Data protection & Copyright in the Age of GenAI

November 20, 2023

In late September, the News Media Alliance visited Capitol Hill to advocate for updated copyright protections in the age of artificial intelligence (AI). The alliance, representing publishers ranging from major outlets like Vox Media to smaller regional papers, argues that unauthorized use of their content by generative AI companies violates copyright laws. This issue poses a significant threat to the media industry, as AI algorithms could potentially replace news publishers as sources of information. If people can simply ask platforms like ChatGPT for details on current or historical events, they may not feel the need to visit news publisher websites. This could severely impact the news media business model, leading to potential job losses.

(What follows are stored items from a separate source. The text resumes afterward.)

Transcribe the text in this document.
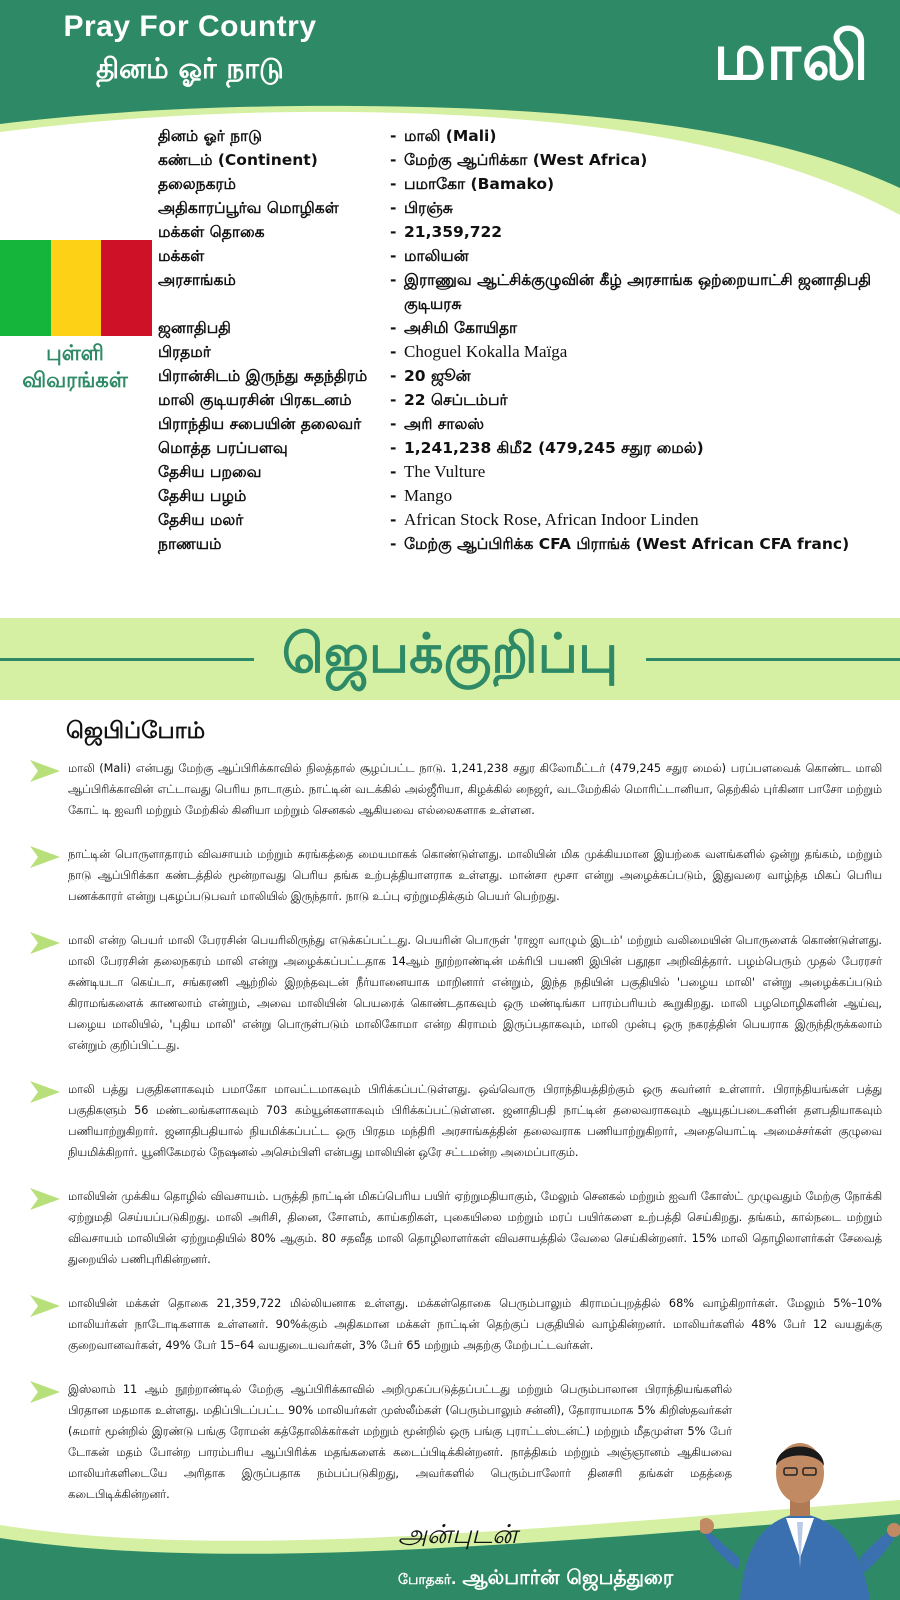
Pray For Country
தினம் ஓர் நாடு	மாலி
புள்ளி
விவரங்கள்
தினம் ஓர் நாடு	- மாலி (Mali)
கண்டம் (Continent)	- மேற்கு ஆப்ரிக்கா (West Africa)
தலைநகரம்	- பமாகோ (Bamako)
அதிகாரப்பூர்வ மொழிகள்	- பிரஞ்சு
மக்கள் தொகை	- 21,359,722
மக்கள்	- மாலியன்
அரசாங்கம்	- இராணுவ ஆட்சிக்குழுவின் கீழ் அரசாங்க ஒற்றையாட்சி ஜனாதிபதி குடியரசு
ஜனாதிபதி	- அசிமி கோயிதா
பிரதமர்	- Choguel Kokalla Maïga
பிரான்சிடம் இருந்து சுதந்திரம்	- 20 ஜூன்
மாலி குடியரசின் பிரகடனம்	- 22 செப்டம்பர்
பிராந்திய சபையின் தலைவர்	- அரி சாலஸ்
மொத்த பரப்பளவு	- 1,241,238 கிமீ2 (479,245 சதுர மைல்)
தேசிய பறவை	- The Vulture
தேசிய பழம்	- Mango
தேசிய மலர்	- African Stock Rose, African Indoor Linden
நாணயம்	- மேற்கு ஆப்பிரிக்க CFA பிராங்க் (West African CFA franc)
ஜெபக்குறிப்பு
ஜெபிப்போம்
மாலி (Mali) என்பது மேற்கு ஆப்பிரிக்காவில் நிலத்தால் சூழப்பட்ட நாடு. 1,241,238 சதுர கிலோமீட்டர் (479,245 சதுர மைல்) பரப்பளவைக் கொண்ட மாலி ஆப்பிரிக்காவின் எட்டாவது பெரிய நாடாகும். நாட்டின் வடக்கில் அல்ஜீரியா, கிழக்கில் நைஜர், வடமேற்கில் மொரிட்டானியா, தெற்கில் புர்கினா பாசோ மற்றும் கோட் டி ஐவரி மற்றும் மேற்கில் கினியா மற்றும் செனகல் ஆகியவை எல்லைகளாக உள்ளன.
நாட்டின் பொருளாதாரம் விவசாயம் மற்றும் சுரங்கத்தை மையமாகக் கொண்டுள்ளது. மாலியின் மிக முக்கியமான இயற்கை வளங்களில் ஒன்று தங்கம், மற்றும் நாடு ஆப்பிரிக்கா கண்டத்தில் மூன்றாவது பெரிய தங்க உற்பத்தியாளராக உள்ளது. மான்சா மூசா என்று அழைக்கப்படும், இதுவரை வாழ்ந்த மிகப் பெரிய பணக்காரர் என்று புகழப்படுபவர் மாலியில் இருந்தார். நாடு உப்பு ஏற்றுமதிக்கும் பெயர் பெற்றது.
மாலி என்ற பெயர் மாலி பேரரசின் பெயரிலிருந்து எடுக்கப்பட்டது. பெயரின் பொருள் 'ராஜா வாழும் இடம்' மற்றும் வலிமையின் பொருளைக் கொண்டுள்ளது. மாலி பேரரசின் தலைநகரம் மாலி என்று அழைக்கப்பட்டதாக 14ஆம் நூற்றாண்டின் மக்ரிபி பயணி இபின் பதூதா அறிவித்தார். பழம்பெரும் முதல் பேரரசர் சுண்டியடா கெய்டா, சங்கரணி ஆற்றில் இறந்தவுடன் நீர்யானையாக மாறினார் என்றும், இந்த நதியின் பகுதியில் 'பழைய மாலி' என்று அழைக்கப்படும் கிராமங்களைக் காணலாம் என்றும், அவை மாலியின் பெயரைக் கொண்டதாகவும் ஒரு மண்டிங்கா பாரம்பரியம் கூறுகிறது. மாலி பழமொழிகளின் ஆய்வு, பழைய மாலியில், 'புதிய மாலி' என்று பொருள்படும் மாலிகோமா என்ற கிராமம் இருப்பதாகவும், மாலி முன்பு ஒரு நகரத்தின் பெயராக இருந்திருக்கலாம் என்றும் குறிப்பிட்டது.
மாலி பத்து பகுதிகளாகவும் பமாகோ மாவட்டமாகவும் பிரிக்கப்பட்டுள்ளது. ஒவ்வொரு பிராந்தியத்திற்கும் ஒரு கவர்னர் உள்ளார். பிராந்தியங்கள் பத்து பகுதிகளும் 56 மண்டலங்களாகவும் 703 கம்யூன்களாகவும் பிரிக்கப்பட்டுள்ளன. ஜனாதிபதி நாட்டின் தலைவராகவும் ஆயுதப்படைகளின் தளபதியாகவும் பணியாற்றுகிறார். ஜனாதிபதியால் நியமிக்கப்பட்ட ஒரு பிரதம மந்திரி அரசாங்கத்தின் தலைவராக பணியாற்றுகிறார், அதையொட்டி அமைச்சர்கள் குழுவை நியமிக்கிறார். யூனிகேமரல் நேஷனல் அசெம்பிளி என்பது மாலியின் ஒரே சட்டமன்ற அமைப்பாகும்.
மாலியின் முக்கிய தொழில் விவசாயம். பருத்தி நாட்டின் மிகப்பெரிய பயிர் ஏற்றுமதியாகும், மேலும் செனகல் மற்றும் ஐவரி கோஸ்ட் முழுவதும் மேற்கு நோக்கி ஏற்றுமதி செய்யப்படுகிறது. மாலி அரிசி, தினை, சோளம், காய்கறிகள், புகையிலை மற்றும் மரப் பயிர்களை உற்பத்தி செய்கிறது. தங்கம், கால்நடை மற்றும் விவசாயம் மாலியின் ஏற்றுமதியில் 80% ஆகும். 80 சதவீத மாலி தொழிலாளர்கள் விவசாயத்தில் வேலை செய்கின்றனர். 15% மாலி தொழிலாளர்கள் சேவைத் துறையில் பணிபுரிகின்றனர்.
மாலியின் மக்கள் தொகை 21,359,722 மில்லியனாக உள்ளது. மக்கள்தொகை பெரும்பாலும் கிராமப்புறத்தில் 68% வாழ்கிறார்கள். மேலும் 5%–10% மாலியர்கள் நாடோடிகளாக உள்ளனர். 90%க்கும் அதிகமான மக்கள் நாட்டின் தெற்குப் பகுதியில் வாழ்கின்றனர். மாலியர்களில் 48% பேர் 12 வயதுக்கு குறைவானவர்கள், 49% பேர் 15–64 வயதுடையவர்கள், 3% பேர் 65 மற்றும் அதற்கு மேற்பட்டவர்கள்.
இஸ்லாம் 11 ஆம் நூற்றாண்டில் மேற்கு ஆப்பிரிக்காவில் அறிமுகப்படுத்தப்பட்டது மற்றும் பெரும்பாலான பிராந்தியங்களில் பிரதான மதமாக உள்ளது. மதிப்பிடப்பட்ட 90% மாலியர்கள் முஸ்லீம்கள் (பெரும்பாலும் சன்னி), தோராயமாக 5% கிறிஸ்தவர்கள் (சுமார் மூன்றில் இரண்டு பங்கு ரோமன் கத்தோலிக்கர்கள் மற்றும் மூன்றில் ஒரு பங்கு புராட்டஸ்டன்ட்) மற்றும் மீதமுள்ள 5% பேர் டோகன் மதம் போன்ற பாரம்பரிய ஆப்பிரிக்க மதங்களைக் கடைப்பிடிக்கின்றனர். நாத்திகம் மற்றும் அஞ்ஞானம் ஆகியவை மாலியர்களிடையே அரிதாக இருப்பதாக நம்பப்படுகிறது, அவர்களில் பெரும்பாலோர் தினசரி தங்கள் மதத்தை கடைபிடிக்கின்றனர்.
அன்புடன்
போதகர். ஆல்பார்ன் ஜெபத்துரை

The situation exemplifies creators' efforts to push back against how AI companies train large language models (LLMs). These models are often trained using massive amounts of data scraped from the web and other sources, causing concerns over copyright infringement. Well-known figures, such as authors George R.R. Martin and John Grisham, as well as comedian Sarah Silverman, have filed lawsuits addressing this issue. Additionally, software developers are taking legal action against GitHub Copilot, a coding assistant trained on open-source code. Visual artists, Getty Images, and many others have also joined class action lawsuits. This legal battle will determine how AI companies can develop their algorithms in the future, with significant implications.

The question of whether AI companies violate copyright has created uncertainty in a thriving market. AI-focused firms, valued at billions of dollars, attract significant interest from businesses and consumers. To alleviate concerns, Microsoft has made its Copilot Copyright Commitment, promising to defend its commercial customers against third-party copyright infringement claims related to the use of Microsoft Copilot, an Office 365 AI feature powered by Open AI's GPT-4 algorithm.

This new debate over data rights follows the introduction of the General Data Protection Regulation (GDPR) in Europe five years ago. Several U.S. states have also enacted data privacy legislation, imposing similar or even stricter protections on user data. The GDPR has already resulted in substantial fines for tech giants that rely on amassing consumer data to target ads or for other purposes. These laws should have covered the use of personal or copyrighted data to train AI models, but they demonstrate how quickly technology advances and how legal frameworks struggle to keep pace.

Regardless of the state of the law, users are actively opposing predatory data harvesting practices. In cases where the law is clear, the Data Rights Protocol (DRP) seeks to automate the resolution of data requests between consumers and compliant companies. In situations where technology outpaces the law, users seeking to protect their data from AI training employ defensive tactics. For example, Glaze, a filter developed by Shawn Shan and his team at the University of Chicago, prevents AI from imitating an artist's image style. Defending against data-intensive business models will become part of a broader trend of digital sovereignty. Consumers and businesses alike will assert control over their data and digital identity through court challenges, political lobbying, and technological countermeasures.